- The Washington Times - Monday, January 8, 2007

Democrats recaptured the House last year with promises of transforming Congress into a more accountable and open institution after 12 years of Republican dominance. Last week, they got their first whack at reform with a series of House rules changes, just as Republicans had back in 1995 when they became the majority party.

The Democrats’ first order of business, shutting down debate and forbidding amendments, received the lion’s share of media coverage, with both Republicans and Democrats charging hypocrisy. But this needs a bit of explanation. When Republicans took over in 1995, they too didn’t allow amendments to their new rules package. What has been lost in the coverage, however, is that it is assumed that each new governing party enjoys the near-total freedom of reconstituting House rules.

However, the 1995 Republicans on the whole did allow debate and amendments when the discussion shifted from rules — which apply only to the House and take effect immediately — to their legislative agenda, as outlined in then-Speaker Newt Gingrich’s Contract with America. As former Republican Rep. Robert Walker noted last week on the opposite page, “seventy-five percent of the bills that encompassed [the Contract] were considered under completely open rules or rules that limited only debate time but not the ability to offer amendments.” Currently, Speaker Nancy Pelosi has said that there will be no minority party participation when the House begins floor debate today on the Democrats’ “100 hours” legislative plan.

Perhaps the most significant of the Democrats’ rules package was the straight party-line vote overturning the three-fifths supermajority rule to raise taxes, which was a central part of the 1995 Republicans’ rules package. Democrats tried to soften the message this sends to voters with a budget-balancing scheme they call “pay-as-you-go,” which says that any new spending must be off-set by cuts elsewhere or with tax increases. Does anyone want to guess which option Ways and Means Committee Chairman Charlie Rangel prefers?

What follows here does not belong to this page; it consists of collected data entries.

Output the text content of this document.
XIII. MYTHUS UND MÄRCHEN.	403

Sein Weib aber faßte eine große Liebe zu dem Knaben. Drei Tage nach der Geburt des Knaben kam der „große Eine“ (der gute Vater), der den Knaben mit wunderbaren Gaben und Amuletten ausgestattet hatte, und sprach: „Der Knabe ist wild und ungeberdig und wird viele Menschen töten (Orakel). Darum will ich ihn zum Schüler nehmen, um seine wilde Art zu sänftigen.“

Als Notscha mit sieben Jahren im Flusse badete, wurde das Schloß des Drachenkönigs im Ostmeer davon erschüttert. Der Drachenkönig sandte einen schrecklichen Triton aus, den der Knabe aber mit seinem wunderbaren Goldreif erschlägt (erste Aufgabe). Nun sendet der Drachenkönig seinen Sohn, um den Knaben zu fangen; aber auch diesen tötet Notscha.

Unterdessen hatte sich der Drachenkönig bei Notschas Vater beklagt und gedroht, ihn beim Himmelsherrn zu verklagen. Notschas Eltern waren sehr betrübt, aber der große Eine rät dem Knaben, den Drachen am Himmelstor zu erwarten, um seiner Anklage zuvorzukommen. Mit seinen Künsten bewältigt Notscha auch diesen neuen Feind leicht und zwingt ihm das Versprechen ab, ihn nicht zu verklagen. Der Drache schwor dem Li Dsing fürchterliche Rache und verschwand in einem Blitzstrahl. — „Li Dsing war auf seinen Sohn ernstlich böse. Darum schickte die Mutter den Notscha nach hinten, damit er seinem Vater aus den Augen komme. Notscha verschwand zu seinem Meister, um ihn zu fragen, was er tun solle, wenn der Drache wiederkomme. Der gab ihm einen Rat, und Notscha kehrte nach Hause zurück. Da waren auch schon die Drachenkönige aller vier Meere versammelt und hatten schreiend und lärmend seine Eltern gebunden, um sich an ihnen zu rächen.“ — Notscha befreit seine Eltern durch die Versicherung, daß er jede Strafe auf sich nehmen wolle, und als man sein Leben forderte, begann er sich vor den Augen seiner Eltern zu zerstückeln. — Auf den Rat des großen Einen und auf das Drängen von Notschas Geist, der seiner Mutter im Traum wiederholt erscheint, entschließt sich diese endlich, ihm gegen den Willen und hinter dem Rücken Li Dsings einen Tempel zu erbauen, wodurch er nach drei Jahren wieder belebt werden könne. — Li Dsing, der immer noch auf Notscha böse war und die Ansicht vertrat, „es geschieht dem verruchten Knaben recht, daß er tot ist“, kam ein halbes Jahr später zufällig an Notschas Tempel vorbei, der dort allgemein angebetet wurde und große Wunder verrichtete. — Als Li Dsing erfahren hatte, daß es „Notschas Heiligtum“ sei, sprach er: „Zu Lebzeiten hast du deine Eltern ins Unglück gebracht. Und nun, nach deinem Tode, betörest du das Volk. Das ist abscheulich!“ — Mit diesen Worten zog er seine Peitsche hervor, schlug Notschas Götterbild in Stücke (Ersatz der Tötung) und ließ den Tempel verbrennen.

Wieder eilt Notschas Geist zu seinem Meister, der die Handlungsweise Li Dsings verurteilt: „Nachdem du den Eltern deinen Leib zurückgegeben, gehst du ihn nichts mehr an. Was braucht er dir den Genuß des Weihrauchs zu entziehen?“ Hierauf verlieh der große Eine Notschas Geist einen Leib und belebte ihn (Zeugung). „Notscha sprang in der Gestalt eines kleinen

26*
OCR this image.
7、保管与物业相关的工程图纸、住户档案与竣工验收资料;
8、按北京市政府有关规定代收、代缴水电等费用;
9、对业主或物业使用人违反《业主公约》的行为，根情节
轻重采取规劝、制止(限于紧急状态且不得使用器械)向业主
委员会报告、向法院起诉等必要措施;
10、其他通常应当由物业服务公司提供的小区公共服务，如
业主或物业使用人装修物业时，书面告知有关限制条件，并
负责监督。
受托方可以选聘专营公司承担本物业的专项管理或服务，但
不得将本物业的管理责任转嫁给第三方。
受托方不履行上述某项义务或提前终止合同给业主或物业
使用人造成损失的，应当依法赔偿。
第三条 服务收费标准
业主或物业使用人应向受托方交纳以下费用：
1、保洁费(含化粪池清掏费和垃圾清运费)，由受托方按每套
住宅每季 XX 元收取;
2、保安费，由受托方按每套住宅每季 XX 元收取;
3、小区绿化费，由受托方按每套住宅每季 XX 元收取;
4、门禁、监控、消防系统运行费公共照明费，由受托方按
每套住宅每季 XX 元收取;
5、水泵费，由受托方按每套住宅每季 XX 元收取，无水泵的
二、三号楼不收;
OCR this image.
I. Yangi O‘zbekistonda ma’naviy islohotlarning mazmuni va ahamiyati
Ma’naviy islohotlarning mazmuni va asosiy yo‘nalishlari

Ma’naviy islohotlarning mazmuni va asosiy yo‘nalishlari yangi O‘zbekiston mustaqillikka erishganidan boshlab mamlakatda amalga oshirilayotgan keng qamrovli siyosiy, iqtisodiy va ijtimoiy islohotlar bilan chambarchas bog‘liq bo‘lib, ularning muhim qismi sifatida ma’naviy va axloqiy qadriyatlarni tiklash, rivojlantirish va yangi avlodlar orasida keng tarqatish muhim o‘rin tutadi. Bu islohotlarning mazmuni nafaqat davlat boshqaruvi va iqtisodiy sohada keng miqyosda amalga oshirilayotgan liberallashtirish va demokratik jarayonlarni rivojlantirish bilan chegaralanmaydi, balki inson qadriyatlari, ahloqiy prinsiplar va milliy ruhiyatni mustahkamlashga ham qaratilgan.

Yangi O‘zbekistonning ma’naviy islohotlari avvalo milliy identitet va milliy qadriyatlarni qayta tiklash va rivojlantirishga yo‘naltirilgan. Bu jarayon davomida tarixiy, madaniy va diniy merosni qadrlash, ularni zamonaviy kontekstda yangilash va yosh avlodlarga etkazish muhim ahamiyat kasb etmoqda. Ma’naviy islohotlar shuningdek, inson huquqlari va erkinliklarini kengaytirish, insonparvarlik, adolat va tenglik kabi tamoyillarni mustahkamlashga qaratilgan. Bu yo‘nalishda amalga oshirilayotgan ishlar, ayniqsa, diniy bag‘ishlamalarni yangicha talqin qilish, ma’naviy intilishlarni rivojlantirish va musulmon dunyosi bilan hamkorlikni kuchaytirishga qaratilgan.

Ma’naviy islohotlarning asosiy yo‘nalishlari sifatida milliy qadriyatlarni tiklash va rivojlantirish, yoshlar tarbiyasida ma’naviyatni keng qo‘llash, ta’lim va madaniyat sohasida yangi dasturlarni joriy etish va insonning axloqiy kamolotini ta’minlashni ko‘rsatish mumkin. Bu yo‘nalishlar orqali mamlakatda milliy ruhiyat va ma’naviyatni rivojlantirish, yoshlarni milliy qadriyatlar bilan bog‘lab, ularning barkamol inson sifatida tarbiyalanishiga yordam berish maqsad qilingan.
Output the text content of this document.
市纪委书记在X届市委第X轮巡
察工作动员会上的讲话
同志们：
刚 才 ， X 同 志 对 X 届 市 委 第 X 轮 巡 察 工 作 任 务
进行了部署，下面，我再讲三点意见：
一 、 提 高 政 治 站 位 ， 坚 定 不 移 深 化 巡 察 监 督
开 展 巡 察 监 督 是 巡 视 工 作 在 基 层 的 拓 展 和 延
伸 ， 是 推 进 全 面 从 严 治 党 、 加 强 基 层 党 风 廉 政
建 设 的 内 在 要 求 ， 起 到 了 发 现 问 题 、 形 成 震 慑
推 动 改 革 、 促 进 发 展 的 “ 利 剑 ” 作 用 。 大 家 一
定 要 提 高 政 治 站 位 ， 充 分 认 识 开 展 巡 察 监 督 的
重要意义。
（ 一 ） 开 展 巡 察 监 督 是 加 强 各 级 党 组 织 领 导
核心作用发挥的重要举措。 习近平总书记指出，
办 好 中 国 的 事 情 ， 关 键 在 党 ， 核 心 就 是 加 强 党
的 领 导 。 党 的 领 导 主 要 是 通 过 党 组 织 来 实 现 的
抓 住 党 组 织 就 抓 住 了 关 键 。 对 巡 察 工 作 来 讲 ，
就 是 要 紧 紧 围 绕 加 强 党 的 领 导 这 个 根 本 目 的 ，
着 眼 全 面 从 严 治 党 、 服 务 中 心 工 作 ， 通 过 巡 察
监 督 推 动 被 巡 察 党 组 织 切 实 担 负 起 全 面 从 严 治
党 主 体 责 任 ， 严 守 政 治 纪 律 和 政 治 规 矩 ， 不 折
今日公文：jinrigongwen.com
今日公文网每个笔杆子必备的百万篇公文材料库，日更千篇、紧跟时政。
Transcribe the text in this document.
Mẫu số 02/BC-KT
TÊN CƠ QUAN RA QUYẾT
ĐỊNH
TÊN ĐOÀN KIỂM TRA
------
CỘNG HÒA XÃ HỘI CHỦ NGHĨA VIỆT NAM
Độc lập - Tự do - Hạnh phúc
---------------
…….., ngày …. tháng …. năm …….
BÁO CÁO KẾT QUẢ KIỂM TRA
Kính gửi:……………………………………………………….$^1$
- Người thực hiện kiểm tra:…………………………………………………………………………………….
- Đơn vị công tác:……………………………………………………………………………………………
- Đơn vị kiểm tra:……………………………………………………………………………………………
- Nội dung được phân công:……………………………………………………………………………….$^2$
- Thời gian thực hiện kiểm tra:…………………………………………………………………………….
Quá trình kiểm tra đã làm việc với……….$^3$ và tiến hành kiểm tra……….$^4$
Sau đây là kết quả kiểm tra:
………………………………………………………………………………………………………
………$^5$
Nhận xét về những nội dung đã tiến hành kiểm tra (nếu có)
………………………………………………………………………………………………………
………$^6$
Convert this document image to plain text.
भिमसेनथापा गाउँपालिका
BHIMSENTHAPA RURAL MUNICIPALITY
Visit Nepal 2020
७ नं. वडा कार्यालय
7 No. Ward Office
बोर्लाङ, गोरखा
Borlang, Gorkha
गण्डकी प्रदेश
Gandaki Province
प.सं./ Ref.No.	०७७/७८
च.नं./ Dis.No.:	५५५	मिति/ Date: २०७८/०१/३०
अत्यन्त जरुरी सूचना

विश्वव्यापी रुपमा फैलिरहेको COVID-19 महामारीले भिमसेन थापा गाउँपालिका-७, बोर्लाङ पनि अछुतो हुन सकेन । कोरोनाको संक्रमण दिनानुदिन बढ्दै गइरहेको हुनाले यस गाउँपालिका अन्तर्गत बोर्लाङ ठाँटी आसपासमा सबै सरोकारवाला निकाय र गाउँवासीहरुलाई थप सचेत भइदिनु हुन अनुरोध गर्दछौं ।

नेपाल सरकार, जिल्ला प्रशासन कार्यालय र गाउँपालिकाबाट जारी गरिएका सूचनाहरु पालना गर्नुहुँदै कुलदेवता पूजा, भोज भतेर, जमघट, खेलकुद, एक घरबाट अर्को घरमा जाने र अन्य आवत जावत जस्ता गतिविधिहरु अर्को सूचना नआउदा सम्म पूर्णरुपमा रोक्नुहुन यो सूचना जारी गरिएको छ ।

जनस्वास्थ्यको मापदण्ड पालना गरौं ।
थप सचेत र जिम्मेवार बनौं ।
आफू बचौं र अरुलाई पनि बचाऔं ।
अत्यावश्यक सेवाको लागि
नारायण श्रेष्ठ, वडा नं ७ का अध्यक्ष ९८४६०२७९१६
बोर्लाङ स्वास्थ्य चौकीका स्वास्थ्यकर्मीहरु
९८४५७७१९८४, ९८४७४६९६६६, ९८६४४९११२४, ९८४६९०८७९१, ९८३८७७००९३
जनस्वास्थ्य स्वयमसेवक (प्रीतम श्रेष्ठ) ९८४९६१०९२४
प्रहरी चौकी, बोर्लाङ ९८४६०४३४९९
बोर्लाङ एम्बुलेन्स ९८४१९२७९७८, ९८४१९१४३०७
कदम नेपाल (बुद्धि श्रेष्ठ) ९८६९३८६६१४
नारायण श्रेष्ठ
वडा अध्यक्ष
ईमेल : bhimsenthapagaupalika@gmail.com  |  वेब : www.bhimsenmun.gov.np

More importantly, “pay-as-you-go” isn’t exactly a new idea. As a Heritage Foundation study found, between 1990 and 2002, when a similar PAYGO law existed, “not a single sequestration took place,” meaning that Congress “repeatedly passed legislation that forbade [the Office of Management and Budget] from enforcing PAYGO at all.”

Democrats also took a large swipe at ethics rules, abolishing all lobbyist gifts and paid travel as well as making the earmark process more transparent. These are generally welcome changes and, in the case of earmarks, go beyond what Democrats campaigned on. The gift ban, however, has a loophole for non-profits, which in theory means lobbyists could simply create a nonprofit and still give a member plenty of gifts.

But as Republicans found, rules are much easier to pass than to vigorously enforce year in and year out. We will be interested if, a year from now, the Democratic Party’s reforms will stand up as well as the Republican reforms at the end of 1995.